The world’s biggest OTA Booking.com has warned employees to expect lay-offs despite securing $4 billion in funds from investors in the past week.
Booking chief executive Glenn Fogel told more than 500 senior staff of imminent cost-cutting, including lay-offs, in an internal call reported by the Financial Times and Dutch newspaper NRC.
Fogel reported bookings down 85% year on year in early April and said the loss in revenue exceeded this.
Parent company Booking Holdings raised $4 billion in loans through the issue of ‘senior notes’ – bonds to be repaid ahead of other debts in the event of insolvency – over the course of April 8-14.
The loans fall due for repayment in four tranches between 2025 and 2030. As secured loans they pay a lower level of interest than other types of debt.
In a filing, Booking reported it would pay interest on the 2025 notes at an annual rate of 4.1% payable twice a year from October, interest on the 2027 notes at 4.5% and interest on the 2030 notes at 4.625%.

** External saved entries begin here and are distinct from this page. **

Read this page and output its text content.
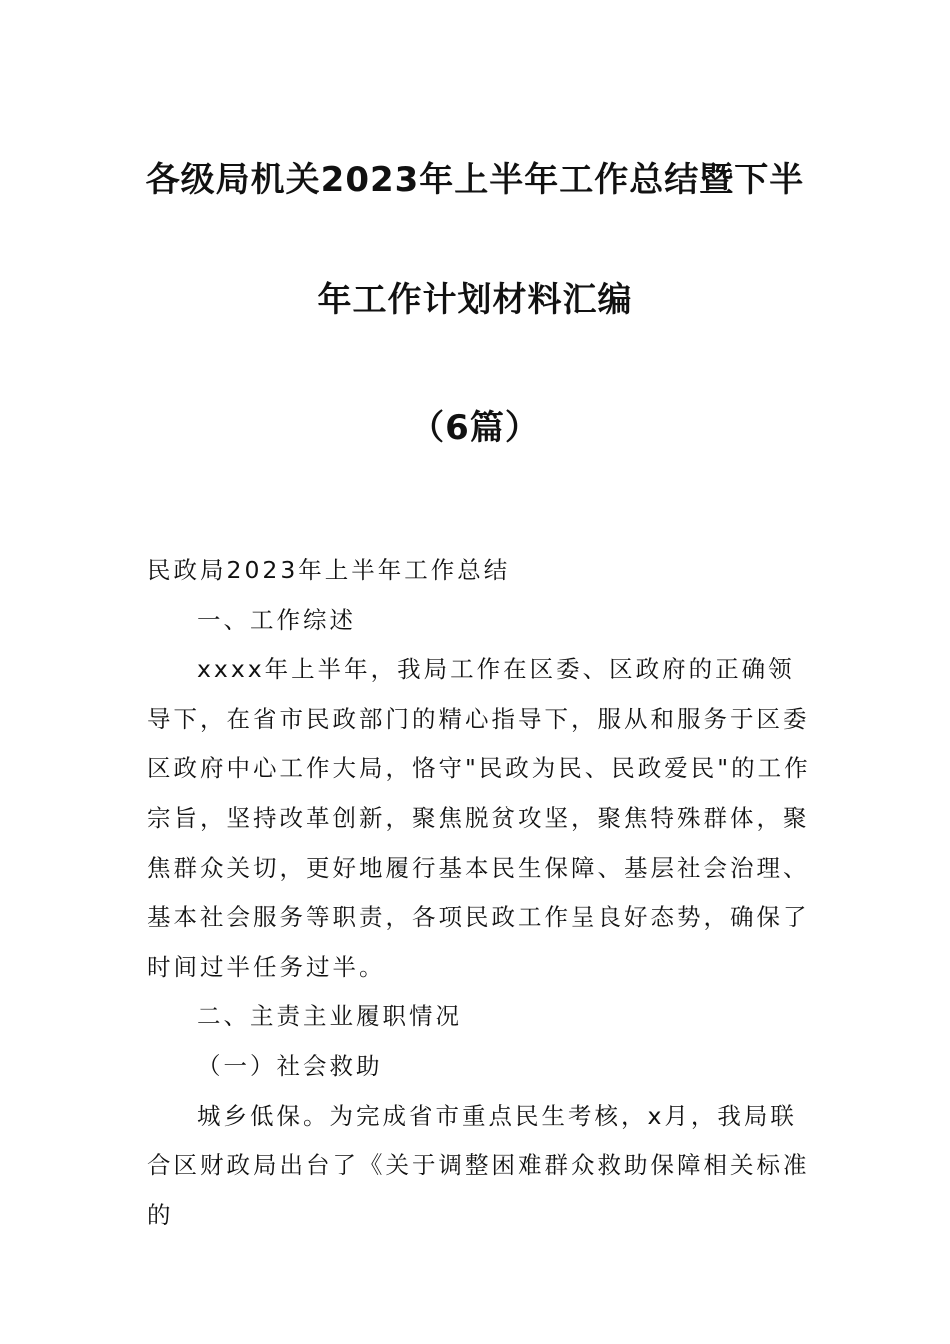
各级局机关2023年上半年工作总结暨下半
年工作计划材料汇编
（6篇）

民政局2023年上半年工作总结

一、工作综述

xxxx年上半年，我局工作在区委、区政府的正确领导下，在省市民政部门的精心指导下，服从和服务于区委区政府中心工作大局，恪守"民政为民、民政爱民"的工作宗旨，坚持改革创新，聚焦脱贫攻坚，聚焦特殊群体，聚焦群众关切，更好地履行基本民生保障、基层社会治理、基本社会服务等职责，各项民政工作呈良好态势，确保了时间过半任务过半。

二、主责主业履职情况

（一）社会救助

城乡低保。为完成省市重点民生考核，x月，我局联合区财政局出台了《关于调整困难群众救助保障相关标准的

Analysts estimated the additional liquidity would leave the company with about $8.5 billion to carry it through the Covid-19 crisis, several times the amount currently available to rival Expedia and to Airbnb.
Expedia has already laid off 3,000 employees amid wholesale cost cutting.
Airbnb has taken on an additional $2 billion in debt so far in April at annual interest rates of 7.5% to 10%.
Analysts forecast Booking.com revenue would not return to 2019 levels until 2022.
Airbnb recently forecast a return to 2019 revenue levels by January 2021 as the home rental site struggles to remain on course for a stock listing, or initial public offering (IPO), later this year.